Police are trained to deal with criminals. Paramedics are trained to deal with the ill or injured. And organisers are in the business of entertaining guests. They each provide very separate services to the community, with very separate duties of care and they should stay that way.
However, they also share a common duty to reduce harm.
Pill Testing
While it is widely agreed among health professionals and those who have lost loved ones that pill-testing should be implemented as a harm-minimization strategy, it is highly unlikely to reduce harm and more likely to shift it.
Sure, the individual may choose not to take a faulty pill and, true, one life may be saved however, there are wider consequences to take into account.
One such consideration might be: out of sense of duty the individual may be further inclined to let all their friends know the drug is unsafe, and all those friends may be inclined to let their friends know and so on. And many may be inclined to take these faulty drugs back to the dealers (who are not exactly known to be invested in public health or safety) to confront them or demand a refund.
Now, not only is the source of the information in grave danger, but so are a multitude of others. In this scenario, the harzards have simply been shifted to include violence.
On the flip-side: a group of friends may not be able to source any drugs, more often than not only one or two of them 'knows somebody-who-knows-somebody'. So, one friend goes off to buy the entire group a pill each, with no way of knowing what they're buying.
Then later another friend has their pill tested and, before you know it, they're not a group of friends anymore - they're an angry mob!
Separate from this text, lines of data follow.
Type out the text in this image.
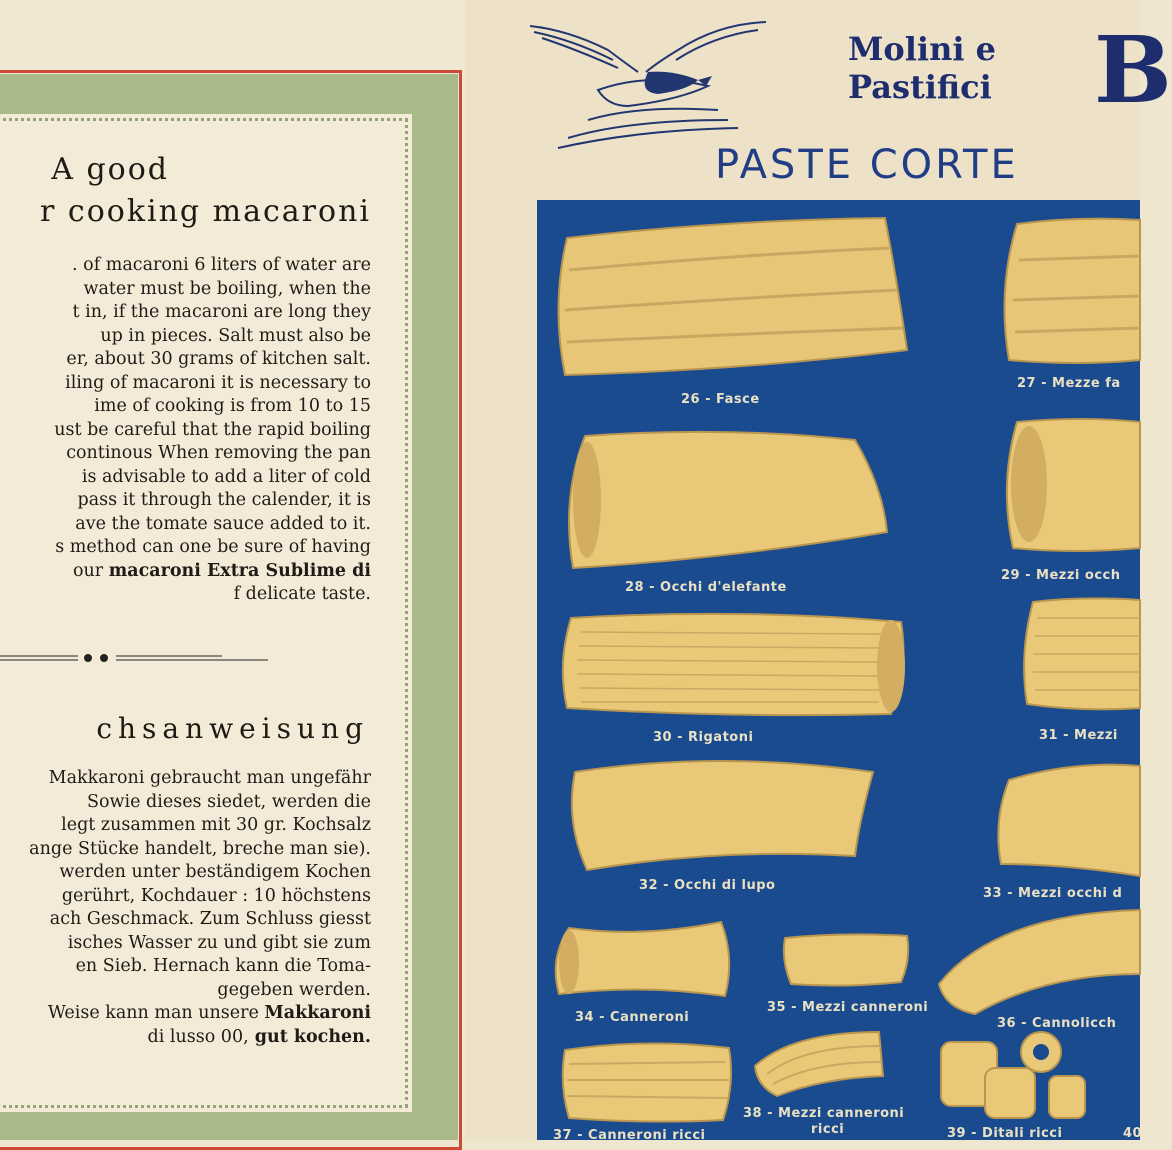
A good
r cooking macaroni
. of macaroni 6 liters of water are
water must be boiling, when the
t in, if the macaroni are long they
up in pieces. Salt must also be
er, about 30 grams of kitchen salt.
iling of macaroni it is necessary to
ime of cooking is from 10 to 15
ust be careful that the rapid boiling
continous When removing the pan
is advisable to add a liter of cold
pass it through the calender, it is
ave the tomate sauce added to it.
s method can one be sure of having
our macaroni Extra Sublime di
f delicate taste.
chsanweisung
Makkaroni gebraucht man ungefähr
Sowie dieses siedet, werden die
legt zusammen mit 30 gr. Kochsalz
ange Stücke handelt, breche man sie).
werden unter beständigem Kochen
gerührt, Kochdauer : 10 höchstens
ach Geschmack. Zum Schluss giesst
isches Wasser zu und gibt sie zum
en Sieb. Hernach kann die Toma-
gegeben werden.
Weise kann man unsere Makkaroni
di lusso 00, gut kochen.
Molini e
Pastifici B
PASTE CORTE
26 - Fasce
27 - Mezze fa
28 - Occhi d'elefante
29 - Mezzi occh
30 - Rigatoni	31 - Mezzi
32 - Occhi di lupo
33 - Mezzi occhi d
34 - Canneroni
35 - Mezzi canneroni
36 - Cannolicch
37 - Canneroni ricci
38 - Mezzi canneroni
ricci	39 - Ditali ricci	40
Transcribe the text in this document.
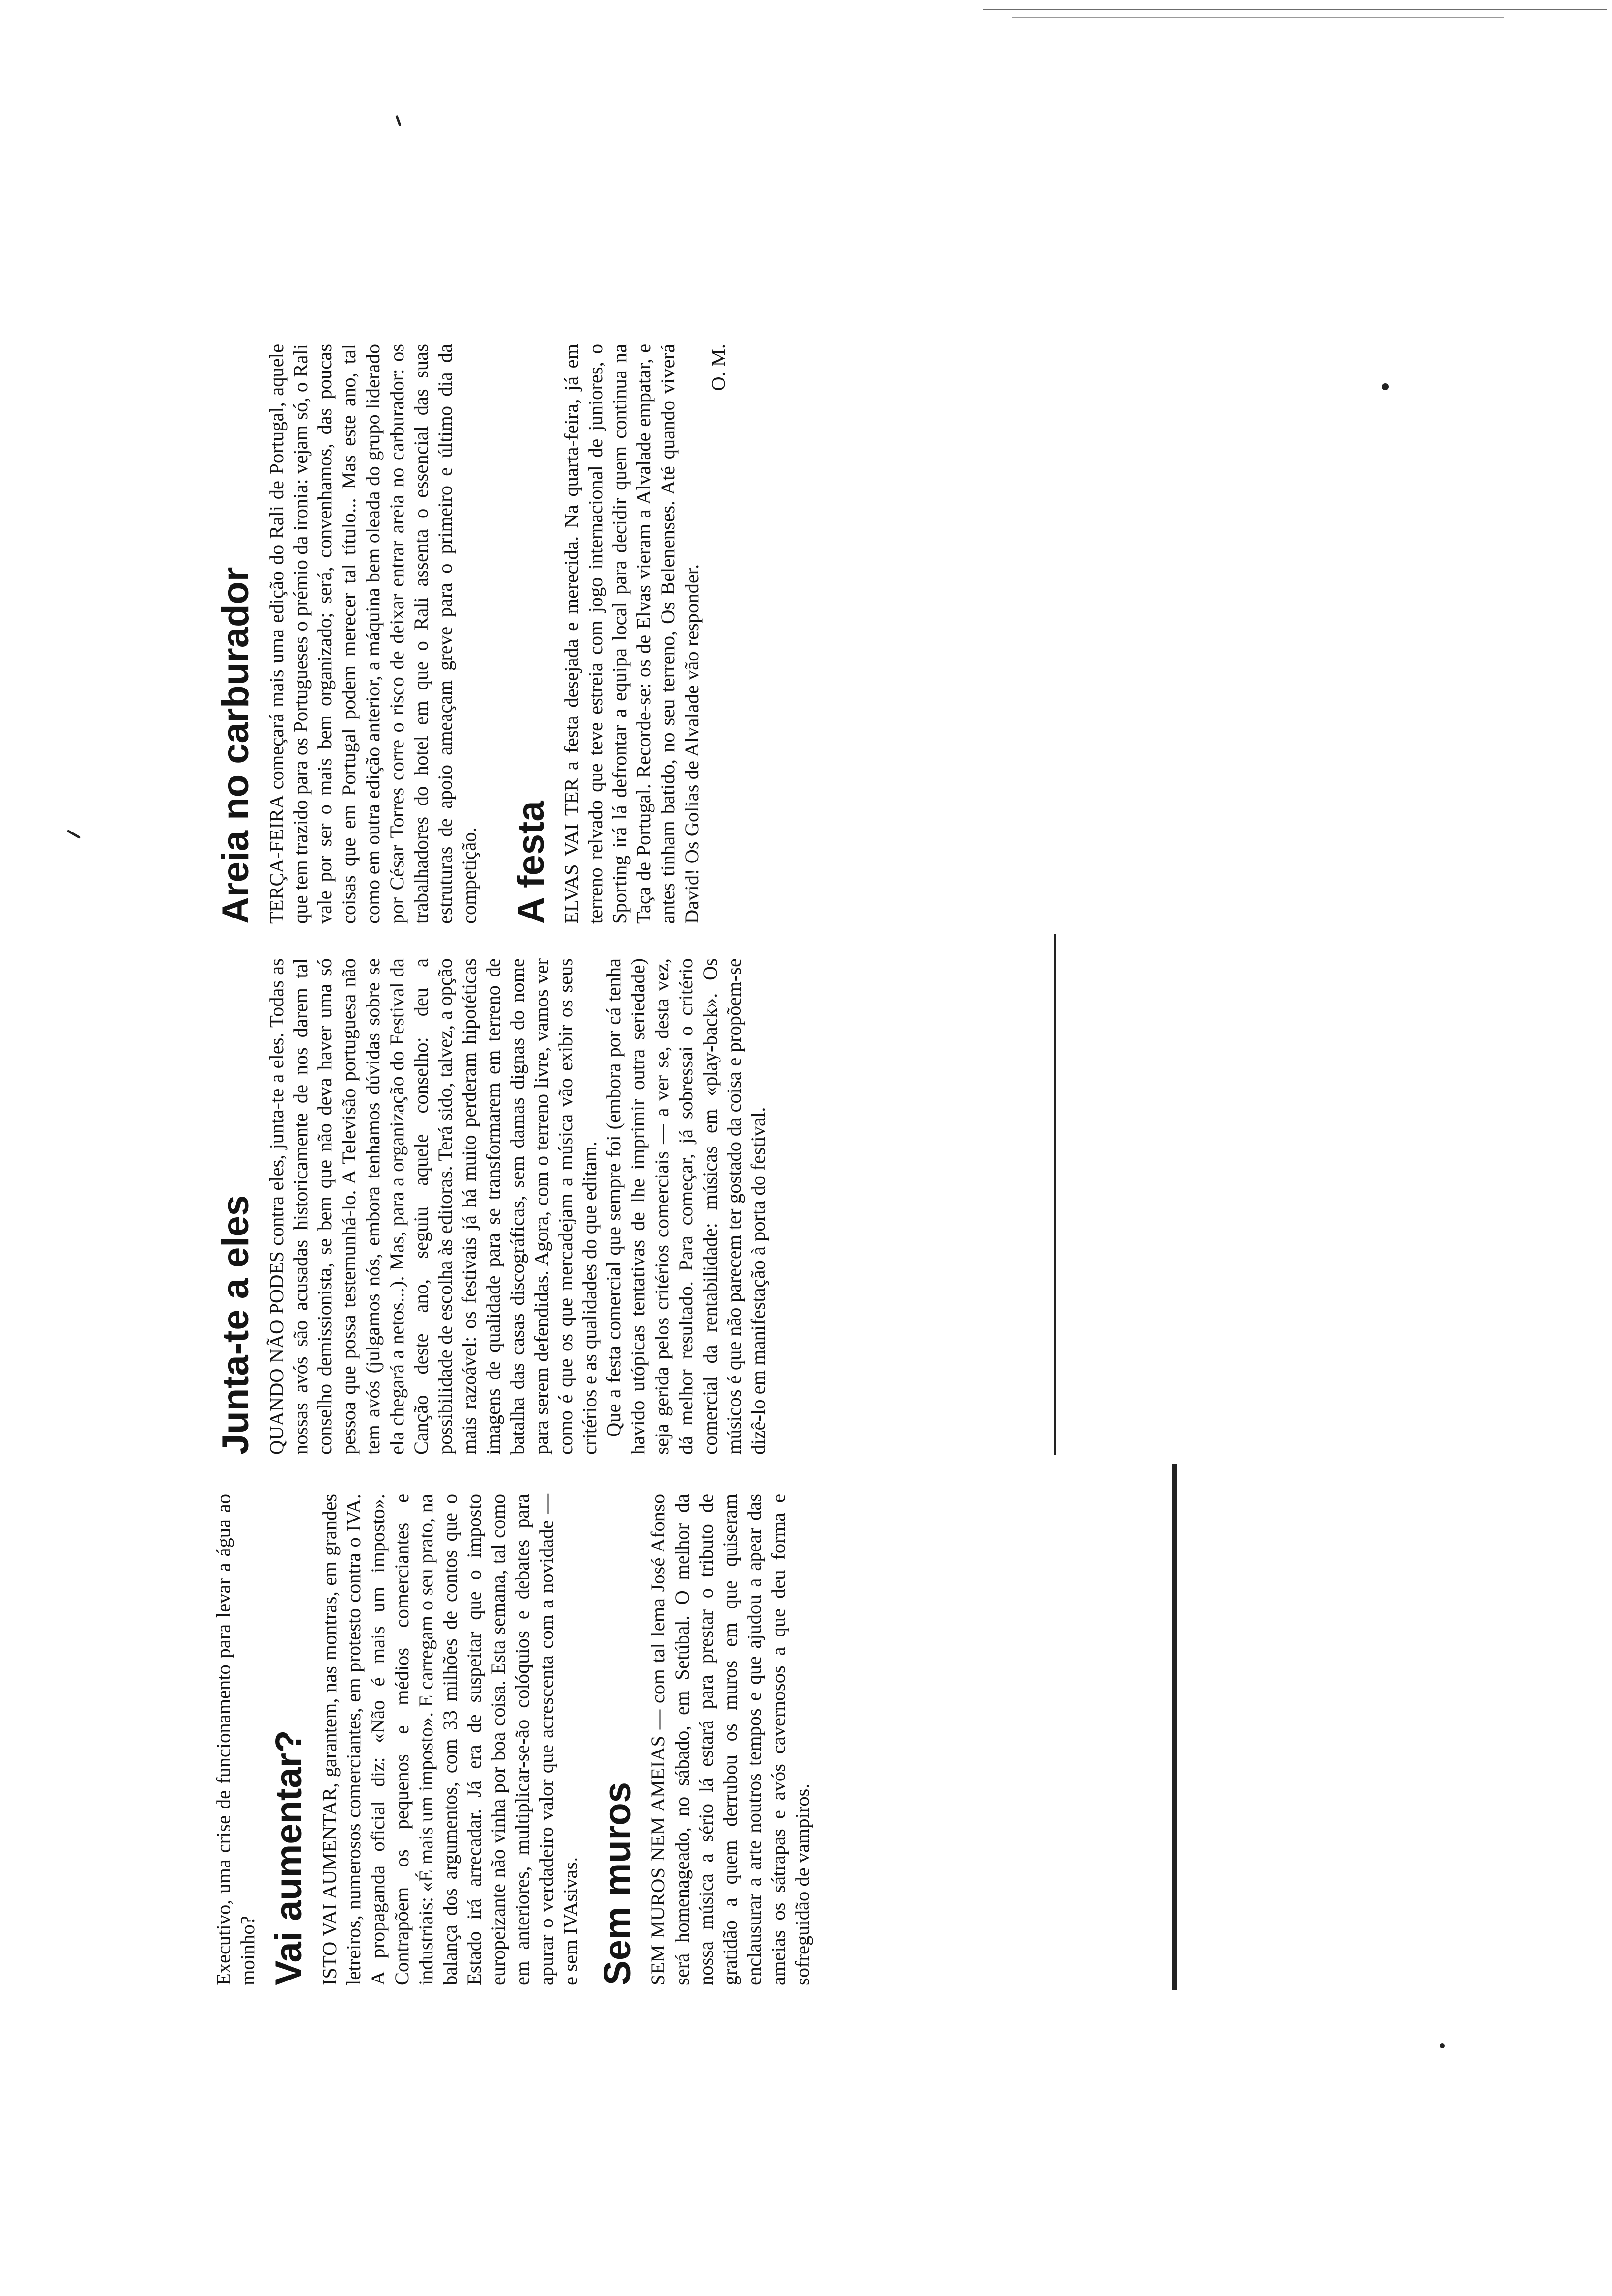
Executivo, uma crise de funcionamento para levar a água ao moinho? Vai aumentar? ISTO VAI AUMENTAR, garantem, nas montras, em grandes letreiros, numerosos comerciantes, em protesto contra o IVA. A propaganda oficial diz: «Não é mais um imposto». Contrapõem os pequenos e médios comerciantes e industriais: «É mais um imposto». E carregam o seu prato, na balança dos argumentos, com 33 milhões de contos que o Estado irá arrecadar. Já era de suspeitar que o imposto europeizante não vinha por boa coisa. Esta semana, tal como em anteriores, multiplicar-se-ão colóquios e debates para apurar o verdadeiro valor que acrescenta com a novidade — e sem IVAsivas. Sem muros SEM MUROS NEM AMEIAS — com tal lema José Afonso será homenageado, no sábado, em Setúbal. O melhor da nossa música a sério lá estará para prestar o tributo de gratidão a quem derrubou os muros em que quiseram enclausurar a arte noutros tempos e que ajudou a apear das ameias os sátrapas e avós cavernosos a que deu forma e sofreguidão de vampiros.

Junta-te a eles QUANDO NÃO PODES contra eles, junta-te a eles. Todas as nossas avós são acusadas historicamente de nos darem tal conselho demissionista, se bem que não deva haver uma só pessoa que possa testemunhá-lo. A Televisão portuguesa não tem avós (julgamos nós, embora tenhamos dúvidas sobre se ela chegará a netos...). Mas, para a organização do Festival da Canção deste ano, seguiu aquele conselho: deu a possibilidade de escolha às editoras. Terá sido, talvez, a opção mais razoável: os festivais já há muito perderam hipotéticas imagens de qualidade para se transformarem em terreno de batalha das casas discográficas, sem damas dignas do nome para serem defendidas. Agora, com o terreno livre, vamos ver como é que os que mercadejam a música vão exibir os seus critérios e as qualidades do que editam. Que a festa comercial que sempre foi (embora por cá tenha havido utópicas tentativas de lhe imprimir outra seriedade) seja gerida pelos critérios comerciais — a ver se, desta vez, dá melhor resultado. Para começar, já sobressai o critério comercial da rentabilidade: músicas em «play-back». Os músicos é que não parecem ter gostado da coisa e propõem-se dizê-lo em manifestação à porta do festival.

Areia no carburador TERÇA-FEIRA começará mais uma edição do Rali de Portugal, aquele que tem trazido para os Portugueses o prémio da ironia: vejam só, o Rali vale por ser o mais bem organizado; será, convenhamos, das poucas coisas que em Portugal podem merecer tal título... Mas este ano, tal como em outra edição anterior, a máquina bem oleada do grupo liderado por César Torres corre o risco de deixar entrar areia no carburador: os trabalhadores do hotel em que o Rali assenta o essencial das suas estruturas de apoio ameaçam greve para o primeiro e último dia da competição. A festa ELVAS VAI TER a festa desejada e merecida. Na quarta-feira, já em terreno relvado que teve estreia com jogo internacional de juniores, o Sporting irá lá defrontar a equipa local para decidir quem continua na Taça de Portugal. Recorde-se: os de Elvas vieram a Alvalade empatar, e antes tinham batido, no seu terreno, Os Belenenses. Até quando viverá David! Os Golias de Alvalade vão responder.

O. M.
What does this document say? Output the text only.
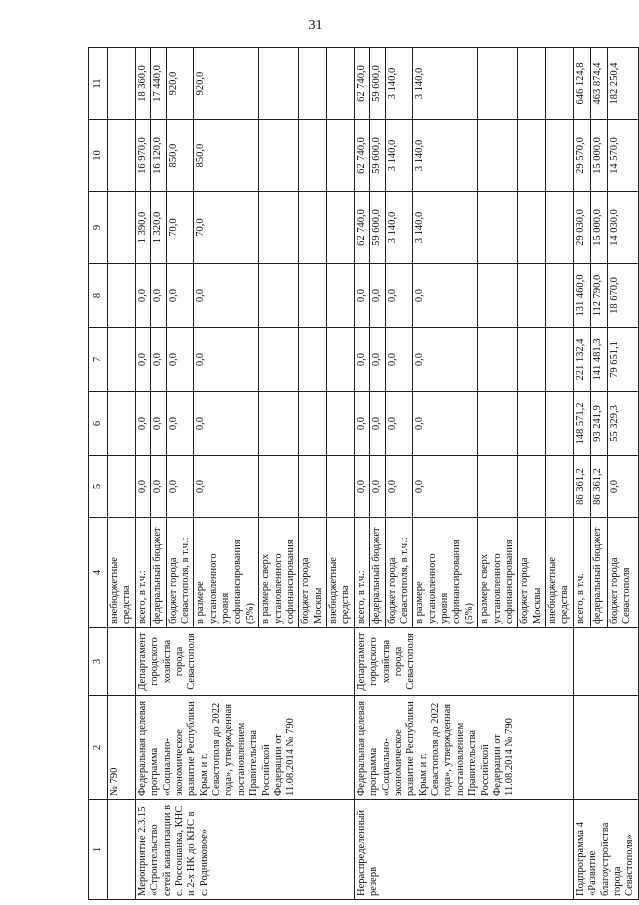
31
1	2	3	4	5	6	7	8	9	10	11
	№ 790		внебюджетные средства							
Мероприятие 2.3.15 «Строительство сетей канализации в с. Россошанка, КНС и 2-х НК до КНС в с. Родниковое»	Федеральная целевая программа «Социально-экономическое развитие Республики Крым и г. Севастополя до 2022 года», утвержденная постановлением Правительства Российской Федерации от 11.08.2014 № 790	Департамент городского хозяйства города Севастополя	всего, в т.ч.:	0,0	0,0	0,0	0,0	1 390,0	16 970,0	18 360,0
			федеральный бюджет	0,0	0,0	0,0	0,0	1 320,0	16 120,0	17 440,0
			бюджет города Севастополя, в т.ч.:	0,0	0,0	0,0	0,0	70,0	850,0	920,0
			в размере установленного уровня софинансирования (5%)	0,0	0,0	0,0	0,0	70,0	850,0	920,0
			в размере сверх установленного софинансирования							
			бюджет города Москвы							
			внебюджетные средства							
Нераспределенный резерв	Федеральная целевая программа «Социально-экономическое развитие Республики Крым и г. Севастополя до 2022 года», утвержденная постановлением Правительства Российской Федерации от 11.08.2014 № 790	Департамент городского хозяйства города Севастополя	всего, в т.ч.:	0,0	0,0	0,0	0,0	62 740,0	62 740,0	62 740,0
			федеральный бюджет	0,0	0,0	0,0	0,0	59 600,0	59 600,0	59 600,0
			бюджет города Севастополя, в т.ч.:	0,0	0,0	0,0	0,0	3 140,0	3 140,0	3 140,0
			в размере установленного уровня софинансирования (5%)	0,0	0,0	0,0	0,0	3 140,0	3 140,0	3 140,0
			в размере сверх установленного софинансирования							
			бюджет города Москвы							
			внебюджетные средства							
Подпрограмма 4 «Развитие благоустройства города Севастополя»			всего, в т.ч.	86 361,2	148 571,2	221 132,4	131 460,0	29 030,0	29 570,0	646 124,8
			федеральный бюджет	86 361,2	93 241,9	141 481,3	112 790,0	15 000,0	15 000,0	463 874,4
			бюджет города Севастополя	0,0	55 329,3	79 651,1	18 670,0	14 030,0	14 570,0	182 250,4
Again, the harzard has simply been shifted.
Until these tests can fit inside pockets and are freely available, they're not realistically going to be used during the purchase phase and, for the concept to work, that is the phase which will reduce the most harm. Only then can all the perceivable hazards be restricted to just the drug-dealer and the purchaser.
Amnesty Bins
Inarguably, festivals have proved, time and again, to be a successful collaborative between authorities and organisers in apprehending drug-dealers and taking dangerous drugs off the street. The addition of amnesty bins need not change this objectivity since Police would still have access to guests arriving and departing to carry on with their usual practices and procedures.
Many other countries have demonstrated the life-saving success of providing amnesty bins at outdoor events, where guests are encouraged to voluntarily dispose of illicit substances rather than involuntarily overdosing due to fear. Those countries did not diminish their tough-stance on drugs, they still enforce the same drug-laws that we do.
The NSW Premier Mike Baird demands organisers to come up with a workable strategy and they have, they're even willing to pay for the program to be implemented at their events.